Type    Host                                Answer               TTL     Prio
A          easylearningtips.com        127.0.0.1              300      N/A
A          *.easylearningtips.com     127.0.0.1              300      N/A

    The first A record in this above example pointing the “bare” version of your domain (like   "easylearningtips.com"). It means when your visitor types the domain name without  www, it will resolve to the right hosting server and Website.

    The second A record is the wildcard version. This redirects any subdomains to your domain to the server; this includes www, and anything else people may type before your domain name.

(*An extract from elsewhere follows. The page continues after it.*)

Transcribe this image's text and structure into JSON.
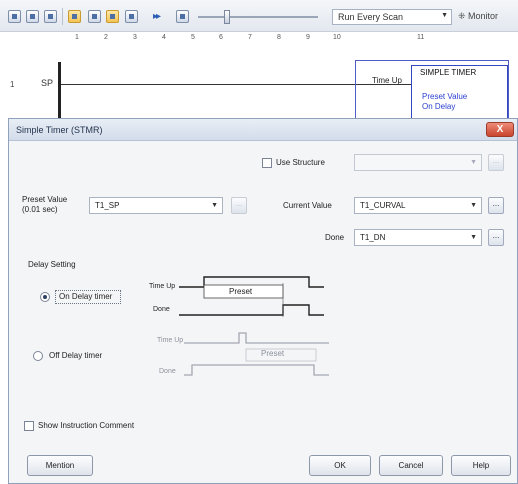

    If you have any specific subdomains that you need to set records for, you would also do that with A records the same way. So, if in the example above, you wanted to make a subdomain called blog.easylearningtips.com, then you would create an A record that looks like this:

    Type    Host                                Answer               TTL     Prio
    A          blog.easylearningtips.com        127.0.0.1              300      N/A

    In this way your also can point your any subdomains to a different hosting server also.

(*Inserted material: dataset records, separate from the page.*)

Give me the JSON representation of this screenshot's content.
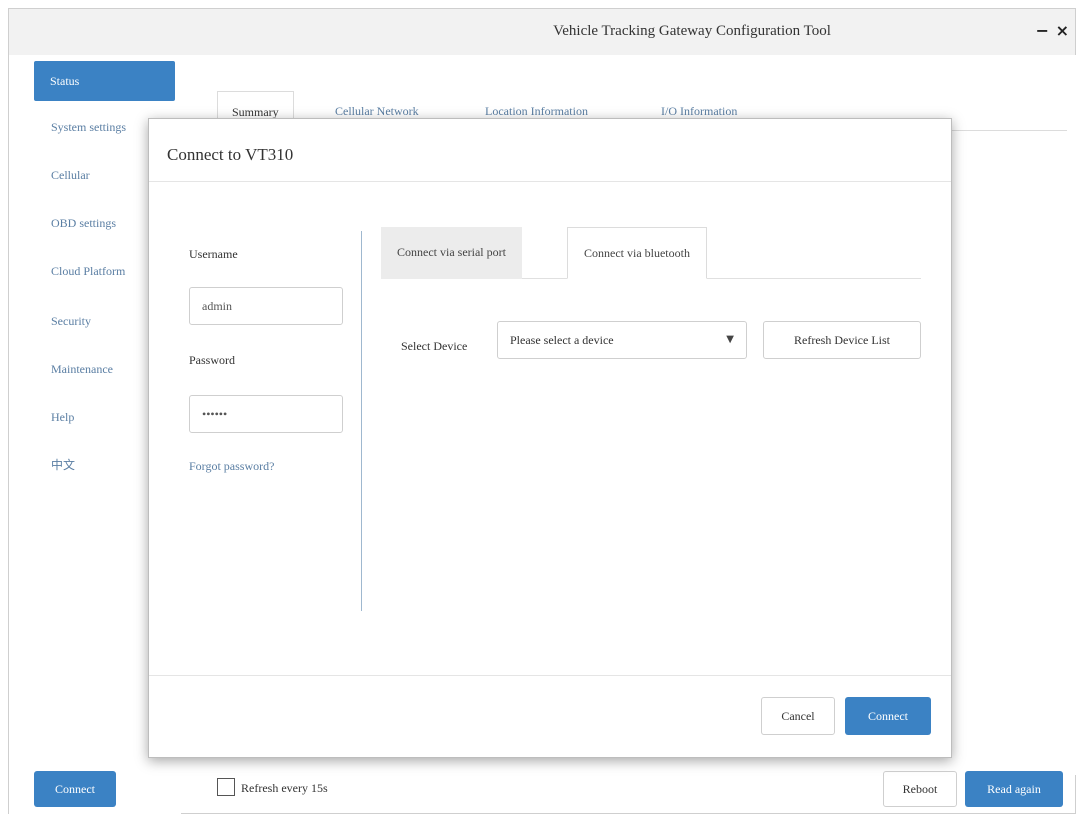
{
  "window": {
    "title": "Vehicle Tracking Gateway Configuration Tool",
    "minimize_glyph": "−",
    "close_glyph": "×"
  },
  "sidebar": {
    "items": [
      {
        "label": "Status",
        "active": true
      },
      {
        "label": "System settings",
        "active": false
      },
      {
        "label": "Cellular",
        "active": false
      },
      {
        "label": "OBD settings",
        "active": false
      },
      {
        "label": "Cloud Platform",
        "active": false
      },
      {
        "label": "Security",
        "active": false
      },
      {
        "label": "Maintenance",
        "active": false
      },
      {
        "label": "Help",
        "active": false
      },
      {
        "label": "中文",
        "active": false
      }
    ]
  },
  "main": {
    "tabs": [
      {
        "label": "Summary",
        "active": true
      },
      {
        "label": "Cellular Network",
        "active": false
      },
      {
        "label": "Location Information",
        "active": false
      },
      {
        "label": "I/O Information",
        "active": false
      }
    ]
  },
  "bottom": {
    "connect_label": "Connect",
    "refresh_checkbox_label": "Refresh every 15s",
    "refresh_checked": false,
    "reboot_label": "Reboot",
    "read_again_label": "Read again"
  },
  "dialog": {
    "title": "Connect to VT310",
    "username_label": "Username",
    "username_value": "admin",
    "password_label": "Password",
    "password_value": "••••••",
    "forgot_password": "Forgot password?",
    "tabs": [
      {
        "label": "Connect via serial port",
        "active": false
      },
      {
        "label": "Connect via bluetooth",
        "active": true
      }
    ],
    "select_device_label": "Select Device",
    "select_device_placeholder": "Please select a device",
    "refresh_device_list": "Refresh Device List",
    "cancel_label": "Cancel",
    "connect_label": "Connect"
  },
  "colors": {
    "accent": "#3b82c4",
    "link": "#5a7ea3"
  }
}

    • CNAME Records: "Canonical Name Record" is the full form of CNAME. A CNAME record points one of your subdomains to a different domain name. A CNAME cannot be set up on your bare domain! You could set up a CNAME record on www.easylearningtips.com but not on simply easylearningtips.com. One thing that CNAME records are commonly used for is to direct a part of your site to a site you have set up elsewhere, such as an eCommerce shop or something similar.

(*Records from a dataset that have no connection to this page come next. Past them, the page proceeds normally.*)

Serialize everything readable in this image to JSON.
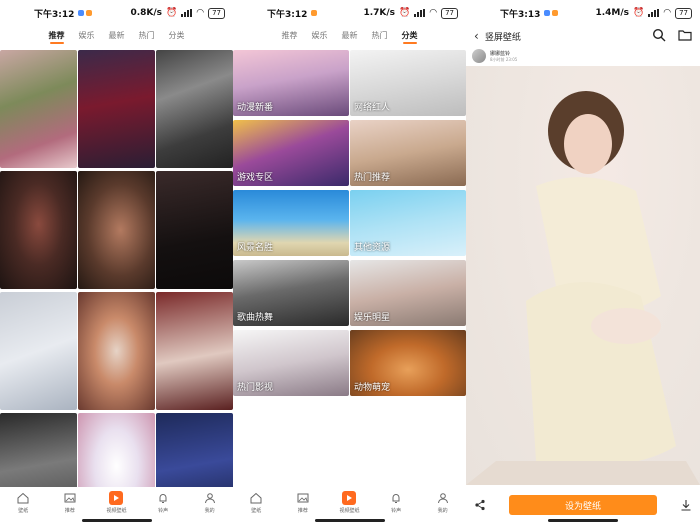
{
  "panels": [
    {
      "status": {
        "time": "下午3:12",
        "speed": "0.8K/s",
        "battery": "77"
      }
    },
    {
      "status": {
        "time": "下午3:12",
        "speed": "1.7K/s",
        "battery": "77"
      }
    },
    {
      "status": {
        "time": "下午3:13",
        "speed": "1.4M/s",
        "battery": "77"
      }
    }
  ],
  "tabs": [
    "推荐",
    "娱乐",
    "最新",
    "热门",
    "分类"
  ],
  "categories": [
    "动漫新番",
    "网络红人",
    "游戏专区",
    "热门推荐",
    "风景名胜",
    "其他资源",
    "歌曲热舞",
    "娱乐明星",
    "热门影视",
    "动物萌宠"
  ],
  "nav": [
    "壁纸",
    "推荐",
    "视频壁纸",
    "铃声",
    "我的"
  ],
  "detail": {
    "title": "竖屏壁纸",
    "author": "娜娜蓝铃",
    "time": "8小时前 23:05",
    "set_button": "设为壁纸"
  },
  "colors": {
    "accent": "#ff7a21",
    "button": "#ff8c1a"
  }
}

    • MX Records: MX stands for Mail Exchange. These records are used to direct emails sent to your domain name to the correct server to then send it to your specific email address.
    • TXT Records: TXT just stands for Text. These records do not change anything on your domain, but they can be searched for your domain. These records are commonly used by services such as Google, which will ask you to add a string of characters to a TXT record, so that they can search for the record and verify that you are the domain’s owner/have access to the domain’s DNS records.